Seperti toleransi Suku Dayak, Suku Melayu, dan Suku Tionghoa yang hidup berdampingan di Kalimantan Barat;

(2) Inspirasi, dorongan tentang adanya inspirasi mahasiswa untuk membuka cakrawala bahwa Indonesia sangat beragam.

Hemat saya, mahasiswa dapat menggali motivasi dari kisah tokoh tersebut berbasis pengalaman dan interaksi sebagai pemersatu bangsa;

(3) Refleksi, menjadi proses perenungan atas pembelajaran yang didapat dari kegiatan kebhinekaan dan inspirasi, sehingga mahasiswa dapat termotivasi untuk lebih mencintai identitas dirinya sebagai warga negara Indonesia.

(4) Kontribusi Sosial, bertujuan untuk mahasiswa melakukan pengabdian kepada masyarakat baik secara mandiri maupun berkelompok guna menerapkan implementasi dalam pemberdayaan masyarakat.
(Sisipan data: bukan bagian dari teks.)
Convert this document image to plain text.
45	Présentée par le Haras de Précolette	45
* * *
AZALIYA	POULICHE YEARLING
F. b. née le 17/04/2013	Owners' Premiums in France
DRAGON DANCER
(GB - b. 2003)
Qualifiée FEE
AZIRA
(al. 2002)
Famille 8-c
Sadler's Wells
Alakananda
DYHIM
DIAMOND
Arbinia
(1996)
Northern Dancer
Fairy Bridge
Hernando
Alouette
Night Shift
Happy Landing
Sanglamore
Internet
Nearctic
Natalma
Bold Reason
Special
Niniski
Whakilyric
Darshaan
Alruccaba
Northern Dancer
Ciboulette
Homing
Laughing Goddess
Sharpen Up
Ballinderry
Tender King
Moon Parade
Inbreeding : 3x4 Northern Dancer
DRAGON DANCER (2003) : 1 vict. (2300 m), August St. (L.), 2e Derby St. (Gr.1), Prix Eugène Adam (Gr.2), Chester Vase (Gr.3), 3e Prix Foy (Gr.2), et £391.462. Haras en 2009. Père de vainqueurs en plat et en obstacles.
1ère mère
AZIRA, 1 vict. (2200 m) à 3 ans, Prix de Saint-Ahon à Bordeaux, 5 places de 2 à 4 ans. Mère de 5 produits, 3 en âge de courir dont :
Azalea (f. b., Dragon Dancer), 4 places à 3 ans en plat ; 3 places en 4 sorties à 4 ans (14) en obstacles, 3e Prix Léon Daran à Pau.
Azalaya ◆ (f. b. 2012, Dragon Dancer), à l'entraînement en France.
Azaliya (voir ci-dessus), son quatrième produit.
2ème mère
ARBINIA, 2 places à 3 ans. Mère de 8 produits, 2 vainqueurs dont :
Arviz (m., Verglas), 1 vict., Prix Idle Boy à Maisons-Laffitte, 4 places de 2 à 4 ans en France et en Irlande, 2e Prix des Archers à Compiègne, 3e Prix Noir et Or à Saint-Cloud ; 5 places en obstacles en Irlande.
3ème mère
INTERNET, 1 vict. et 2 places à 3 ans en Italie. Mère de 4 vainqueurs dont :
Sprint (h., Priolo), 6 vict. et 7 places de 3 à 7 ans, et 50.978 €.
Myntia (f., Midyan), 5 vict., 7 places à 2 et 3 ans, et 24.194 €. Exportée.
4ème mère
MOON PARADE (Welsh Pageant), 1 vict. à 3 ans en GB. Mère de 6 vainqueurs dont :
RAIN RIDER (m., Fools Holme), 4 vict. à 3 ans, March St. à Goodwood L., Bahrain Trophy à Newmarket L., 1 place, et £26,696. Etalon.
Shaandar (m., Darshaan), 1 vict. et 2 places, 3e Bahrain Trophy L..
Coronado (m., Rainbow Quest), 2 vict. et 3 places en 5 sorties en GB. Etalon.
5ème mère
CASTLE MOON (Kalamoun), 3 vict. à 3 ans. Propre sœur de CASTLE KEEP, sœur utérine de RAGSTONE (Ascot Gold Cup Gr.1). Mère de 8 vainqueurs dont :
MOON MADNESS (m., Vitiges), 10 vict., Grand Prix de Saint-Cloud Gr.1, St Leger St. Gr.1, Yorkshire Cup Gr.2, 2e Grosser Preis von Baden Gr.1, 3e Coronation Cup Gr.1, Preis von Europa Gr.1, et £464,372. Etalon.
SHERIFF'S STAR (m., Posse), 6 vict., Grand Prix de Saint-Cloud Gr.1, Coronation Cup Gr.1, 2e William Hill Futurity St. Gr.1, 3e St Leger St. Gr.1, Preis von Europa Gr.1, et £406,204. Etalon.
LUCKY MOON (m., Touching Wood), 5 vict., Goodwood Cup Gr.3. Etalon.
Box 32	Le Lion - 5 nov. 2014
Sesuai dengan pernyataan Presiden keempat kita, KH. Abdurrahman Wahid, “Semakin tinggi ilmu seseorang, maka semakin tinggi besar rasa toleransinya

” Di sinilah mahasiswa yang berlaku sebagai agent of change dapat menularkan semangat toleransi guna memupuk keberagaman dari pengalamannya di ruang-ruang perjumpaan bersama mahasiswa lain dengan berbagai suku, ras, agama, dan kepercayaan, ke masyarakat sesuai landasan pembuatan Modul Nusantara.
 
Penulis: Meilisa Dwi Ervinda, Mahasiswa Bahasa dan Sastra Indonesia Universitas Airlangga; Peserta Program Pertukaran Mahasiswa Merdeka Dalam Negeri (PMM-DN) Tahun 2021.